Pasca putusan MK-35, beberapa peraturan-peraturan kehutanan di tingkat pusat maupun daerah turut menyesuaikan amanat MK. Tercatat hingga akhir tahun 2022 pemerintah telah menetapkan 105 hutan adat tersebar di penjuru Indonesia dengan luas 148.488 hektar (kompas, 17/01/2023). Jumlah tersebut memang masih jauh dari potensi hutan adat seluas 55 juta hektar, dengan 25,1 Juta ha di 32 provinsi dan 154 kabupaten/kota di Indonesia, yang telah terregistrasi Badan Registrasi Wilayah Adat (BRWA). Namun demikian, dilihat dari kacamata perubahan, putusan MK 10 tahun silam telah terlihat dampaknya hingga ke tataran grass root. Bagaimana pun juga putusan MK bukan entitas tunggal, perlu kerja keras dari berbagai pihak untuk terus mengawalnya, agar tidak sekedar berakhir di meja birokrasi.
Berkaca dari perkara putusan MK-35, peran MK bagi bangsa sesungguhnya lebih dari sekedar lembaga peradilan. MK sendiri unik karena tidak hanya memutuskan perkara perselisihan, perkara sengketa, atau menjaga agar pelaksanaan peraturan diterapkan sesuai hukum yang berlaku, melainkan menjadi penguji atau evaluator bagi suatu produk hukum. Bahkan memberikan perubahan jika diperlukan.
Sebagai lembaga peradilan, MK di mata masyarakat awam selama ini diplesetkan sebagai "Mahkamah Kepemiluan". Karena perannya memutus perkara-perkara perselisihan pemilihan umum, 5 tahun sekali MK mendapat porsi lebih dari pemberitaan media dan perhatian masyarakat.

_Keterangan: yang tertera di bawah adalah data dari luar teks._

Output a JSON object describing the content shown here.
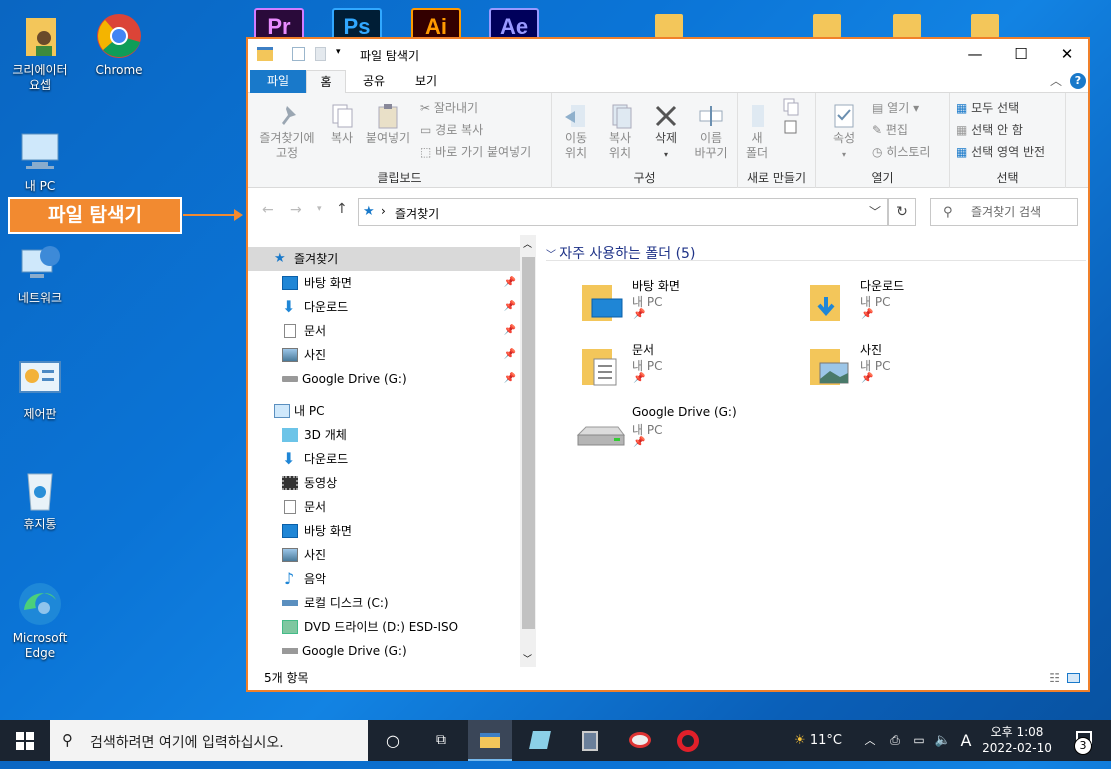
{
  "desktop": {
    "icons": [
      {
        "label": "크리에이터\n요셉"
      },
      {
        "label": "Chrome"
      },
      {
        "label": "내 PC"
      },
      {
        "label": "네트워크"
      },
      {
        "label": "제어판"
      },
      {
        "label": "휴지통"
      },
      {
        "label": "Microsoft\nEdge"
      }
    ],
    "top_apps": [
      "Pr",
      "Ps",
      "Ai",
      "Ae"
    ],
    "callout": "파일 탐색기"
  },
  "window": {
    "title": "파일 탐색기",
    "tabs": [
      "파일",
      "홈",
      "공유",
      "보기"
    ],
    "ribbon": {
      "clipboard": {
        "pin": "즐겨찾기에\n고정",
        "copy": "복사",
        "paste": "붙여넣기",
        "cut": "잘라내기",
        "copy_path": "경로 복사",
        "paste_shortcut": "바로 가기 붙여넣기",
        "label": "클립보드"
      },
      "organize": {
        "move": "이동\n위치",
        "copy_to": "복사\n위치",
        "delete": "삭제",
        "rename": "이름\n바꾸기",
        "label": "구성"
      },
      "new": {
        "new_folder": "새\n폴더",
        "label": "새로 만들기"
      },
      "open": {
        "properties": "속성",
        "open": "열기",
        "edit": "편집",
        "history": "히스토리",
        "label": "열기"
      },
      "select": {
        "select_all": "모두 선택",
        "select_none": "선택 안 함",
        "invert": "선택 영역 반전",
        "label": "선택"
      }
    },
    "address": {
      "path": "즐겨찾기",
      "search_placeholder": "즐겨찾기 검색"
    },
    "nav": {
      "quick_access": "즐겨찾기",
      "quick_items": [
        "바탕 화면",
        "다운로드",
        "문서",
        "사진",
        "Google Drive (G:)"
      ],
      "this_pc": "내 PC",
      "pc_items": [
        "3D 개체",
        "다운로드",
        "동영상",
        "문서",
        "바탕 화면",
        "사진",
        "음악",
        "로컬 디스크 (C:)",
        "DVD 드라이브 (D:) ESD-ISO",
        "Google Drive (G:)"
      ]
    },
    "content": {
      "group_title": "자주 사용하는 폴더 (5)",
      "tiles": [
        {
          "name": "바탕 화면",
          "sub": "내 PC"
        },
        {
          "name": "다운로드",
          "sub": "내 PC"
        },
        {
          "name": "문서",
          "sub": "내 PC"
        },
        {
          "name": "사진",
          "sub": "내 PC"
        },
        {
          "name": "Google Drive (G:)",
          "sub": "내 PC"
        }
      ]
    },
    "status": "5개 항목"
  },
  "taskbar": {
    "search_placeholder": "검색하려면 여기에 입력하십시오.",
    "weather": "11°C",
    "ime": "A",
    "time": "오후 1:08",
    "date": "2022-02-10",
    "notif_count": "3"
  },
  "colors": {
    "accent": "#1979ca",
    "callout": "#f28a30",
    "folder": "#f3c65a"
  }
}
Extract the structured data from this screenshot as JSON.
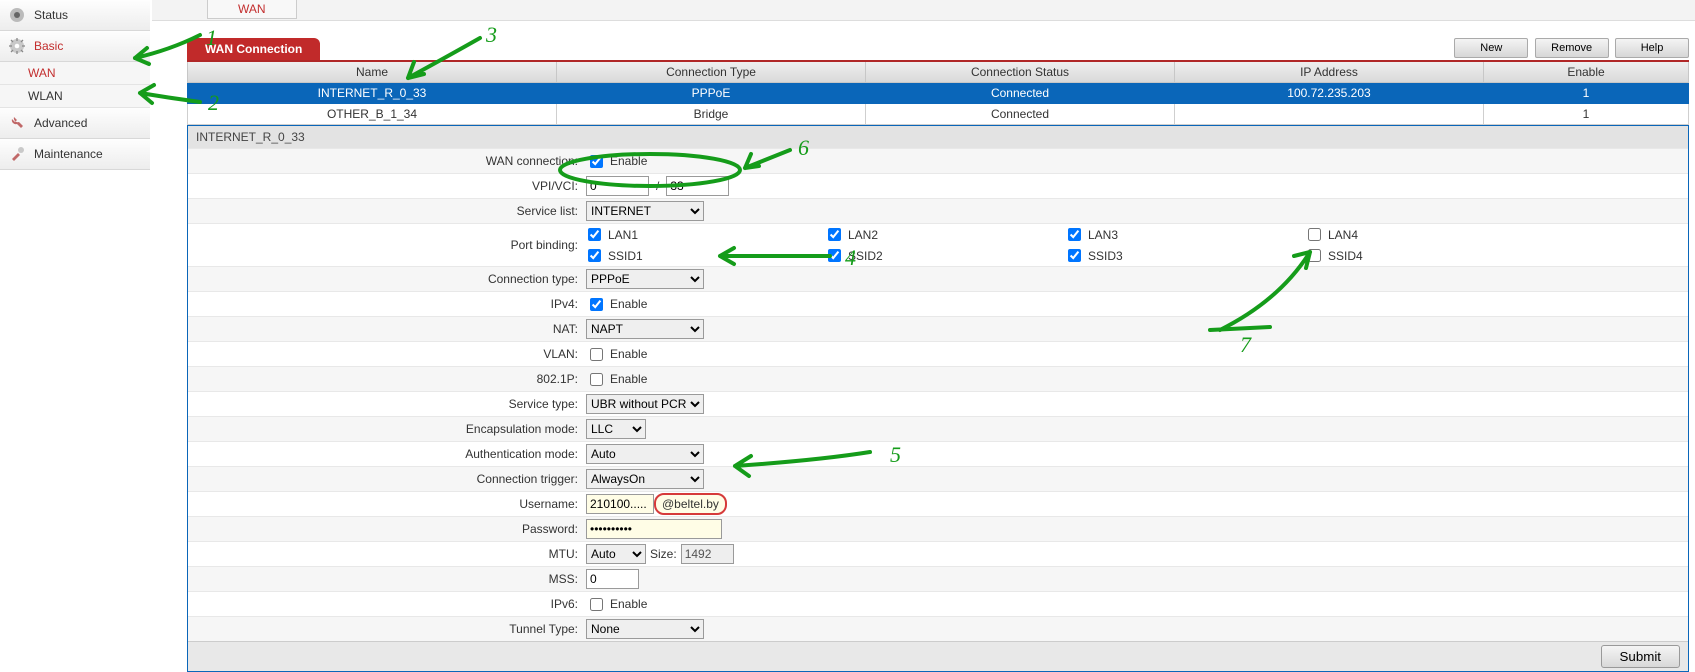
{
  "sidebar": {
    "items": [
      {
        "label": "Status"
      },
      {
        "label": "Basic"
      },
      {
        "label": "Advanced"
      },
      {
        "label": "Maintenance"
      }
    ],
    "basic_sub": [
      {
        "label": "WAN"
      },
      {
        "label": "WLAN"
      }
    ]
  },
  "toptab": "WAN",
  "section_title": "WAN Connection",
  "toolbar": {
    "new": "New",
    "remove": "Remove",
    "help": "Help"
  },
  "table": {
    "headers": {
      "name": "Name",
      "ctype": "Connection Type",
      "cstatus": "Connection Status",
      "ip": "IP Address",
      "enable": "Enable"
    },
    "rows": [
      {
        "name": "INTERNET_R_0_33",
        "ctype": "PPPoE",
        "cstatus": "Connected",
        "ip": "100.72.235.203",
        "enable": "1"
      },
      {
        "name": "OTHER_B_1_34",
        "ctype": "Bridge",
        "cstatus": "Connected",
        "ip": "",
        "enable": "1"
      }
    ]
  },
  "panel_title": "INTERNET_R_0_33",
  "labels": {
    "wanconn": "WAN connection:",
    "vpivci": "VPI/VCI:",
    "servicelist": "Service list:",
    "portbinding": "Port binding:",
    "conntype": "Connection type:",
    "ipv4": "IPv4:",
    "nat": "NAT:",
    "vlan": "VLAN:",
    "p8021": "802.1P:",
    "svctype": "Service type:",
    "encap": "Encapsulation mode:",
    "auth": "Authentication mode:",
    "trigger": "Connection trigger:",
    "username": "Username:",
    "password": "Password:",
    "mtu": "MTU:",
    "mss": "MSS:",
    "ipv6": "IPv6:",
    "tunnel": "Tunnel Type:",
    "enable": "Enable",
    "size": "Size:"
  },
  "values": {
    "vpi": "0",
    "vci": "33",
    "servicelist": "INTERNET",
    "conntype": "PPPoE",
    "nat": "NAPT",
    "svctype": "UBR without PCR",
    "encap": "LLC",
    "auth": "Auto",
    "trigger": "AlwaysOn",
    "username": "210100.....",
    "username_suffix": "@beltel.by",
    "password": "••••••••••",
    "mtu_mode": "Auto",
    "mtu_size": "1492",
    "mss": "0",
    "tunnel": "None"
  },
  "ports": {
    "lan1": "LAN1",
    "lan2": "LAN2",
    "lan3": "LAN3",
    "lan4": "LAN4",
    "ssid1": "SSID1",
    "ssid2": "SSID2",
    "ssid3": "SSID3",
    "ssid4": "SSID4"
  },
  "submit": "Submit",
  "annotations": {
    "n1": "1",
    "n2": "2",
    "n3": "3",
    "n4": "4",
    "n5": "5",
    "n6": "6",
    "n7": "7"
  }
}
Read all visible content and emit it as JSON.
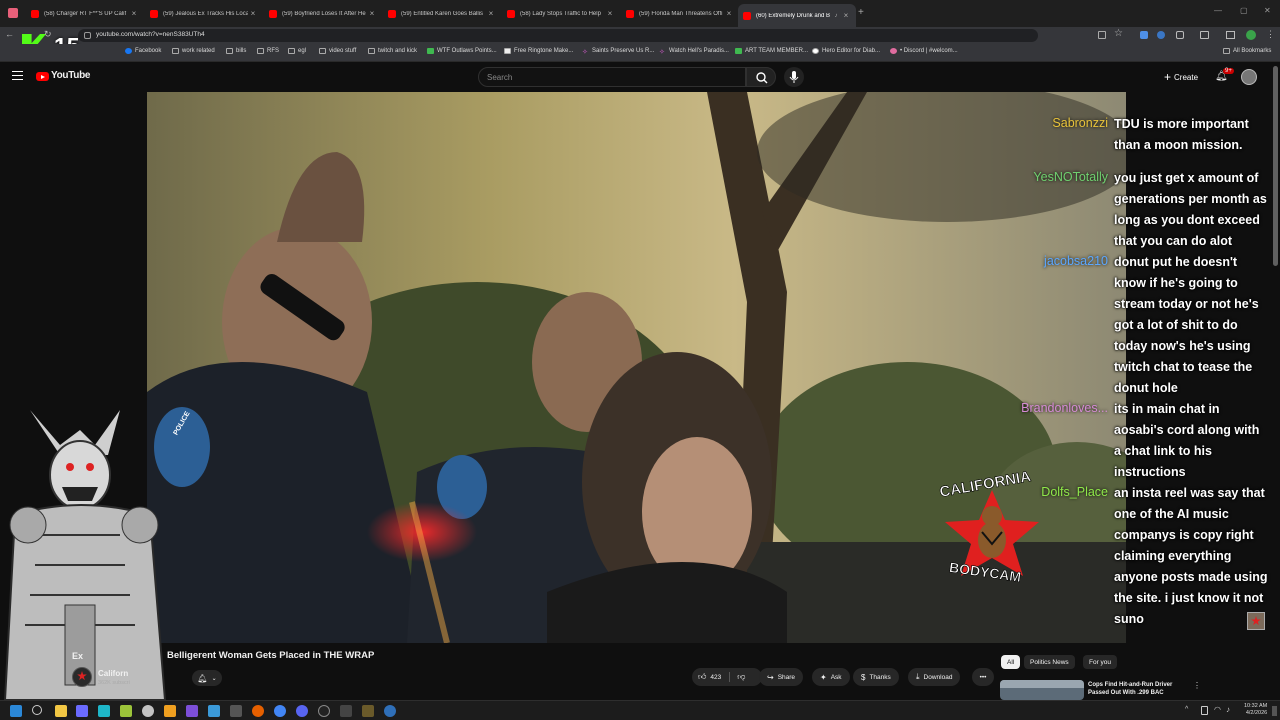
{
  "browser": {
    "tabs": [
      {
        "title": "(58) Charger RT F**'S UP Calif"
      },
      {
        "title": "(59) Jealous Ex Tracks His Loca"
      },
      {
        "title": "(59) Boyfriend Loses It After He"
      },
      {
        "title": "(59) Entitled Karen Goes Ballis"
      },
      {
        "title": "(58) Lady Stops Traffic to Help"
      },
      {
        "title": "(59) Florida Man Threatens Offi"
      },
      {
        "title": "(60) Extremely Drunk and B"
      }
    ],
    "url": "youtube.com/watch?v=nenS383UTh4",
    "bookmarks": [
      "Facebook",
      "work related",
      "bills",
      "RFS",
      "egl",
      "video stuff",
      "twitch and kick",
      "WTF Outlaws Points...",
      "Free Ringtone Make...",
      "Saints Preserve Us R...",
      "Watch Hell's Paradis...",
      "ART TEAM MEMBER...",
      "Hero Editor for Diab...",
      "• Discord | #welcom...",
      "All Bookmarks"
    ],
    "overlay_counter": "15"
  },
  "youtube": {
    "logo_text": "YouTube",
    "search_placeholder": "Search",
    "create_label": "Create",
    "notification_count": "9+"
  },
  "chat": [
    {
      "user": "Sabronzzi",
      "user_color": "#e8c33a",
      "lines": [
        "TDU is more important",
        "than a moon mission."
      ]
    },
    {
      "user": "YesNOTotally",
      "user_color": "#6fd06f",
      "lines": [
        "you just get x amount of",
        "generations per month as",
        "long as you dont exceed",
        "that you can do alot"
      ]
    },
    {
      "user": "jacobsa210",
      "user_color": "#5ba7ff",
      "lines": [
        "donut put he doesn't",
        "know if he's going to",
        "stream today or not he's",
        "got a lot of shit to do",
        "today now's he's using",
        "twitch chat to tease the",
        "donut hole"
      ]
    },
    {
      "user": "Brandonloves...",
      "user_color": "#d58ad5",
      "lines": [
        "its in main chat in",
        "aosabi's cord along with",
        "a chat link to his",
        "instructions"
      ]
    },
    {
      "user": "Dolfs_Place",
      "user_color": "#8fe84a",
      "lines": [
        "an insta reel was say that",
        "one of the AI music",
        "companys is copy right",
        "claiming everything",
        "anyone posts made using",
        "the site. i just know it not",
        "suno"
      ]
    }
  ],
  "video": {
    "watermark_top": "CALIFORNIA",
    "watermark_bottom": "BODYCAM",
    "badge_text": "POLICE"
  },
  "watch": {
    "title_prefix": "Ex",
    "title": "Belligerent Woman Gets Placed in THE WRAP",
    "channel_name": "Californ",
    "subscribers": "362K subscri",
    "like_count": "423",
    "share_label": "Share",
    "ask_label": "Ask",
    "thanks_label": "Thanks",
    "download_label": "Download",
    "more_label": "•••"
  },
  "related": {
    "chips": [
      "All",
      "Politics News",
      "For you"
    ],
    "first_video_title_line1": "Cops Find Hit-and-Run Driver",
    "first_video_title_line2": "Passed Out With .299 BAC"
  },
  "taskbar": {
    "time": "10:32 AM",
    "date": "4/2/2026"
  }
}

Kenyataannya hakim MK bekerja sepanjang waktu. Selama 20 tahun berdiri, sejak 2003, ada total 3.506 perkara yang masuk ke meja MK. Artinya, setiap minggunya setidaknya ada 3,5 perkara yang datang ke meja MK. Di masa pemilu intensitas pekerjaan MK memang meningkat, karena nyaris 19% atau 676 merupakan perkara hasil pemilihan umum, dan nyaris sepertiga atau 1.136 merupakan perkara menyangkut hasil pemilihan kepala daerah.
Tetapi porsi terbesar pekerjaan MK adalah perkara uji materi UU. Selama 20 tahun, nyaris separuh atau 1665 perkara uji materi UU yang harus ditangani oleh MK. MK merupakan saringan terakhir bagi UU yang berkualitas.
Sebagai saringan terakhir atas undang-undang yang diterbitkan oleh negara, putusan MK diharapkan dapat menjadi benteng bagi tujuan mulai didirikannya Negara Republik Indonesia. Supaya setiap undang-undang yang diterbitkan oleh negara, benar-benar selaras dengan batang tubuh UUD 1945, dijiwai pembukaan UUD 1945 dan amandemennya. Sehingga UU yang diterapkan tidak hanya dapat membawa kemajuan ekonomi semata, melainkan juga bersifat preventif dengan melindungi masyarakat dan mencegah terjadinya potensi konflik akibat peraturan yang tidak tepat.
Sebagai lembaga peradilan, tentunya tidak setiap putusan MK dapat memuaskan semua pihak. Tetapi, putusan-putusan tersebut tidak bisa dilihat secara parsial atau sepotong-sepotong, melainkan harus utuh dan mempertimbangkan berbagai faktor terkait. Utamanya, para hakim MK diharapkan dapat mendahulukan putusan yang memberikan kemenangan kepada kemanusiaan, rakyat banyak, dan masa depan Negara Republik Indonesia.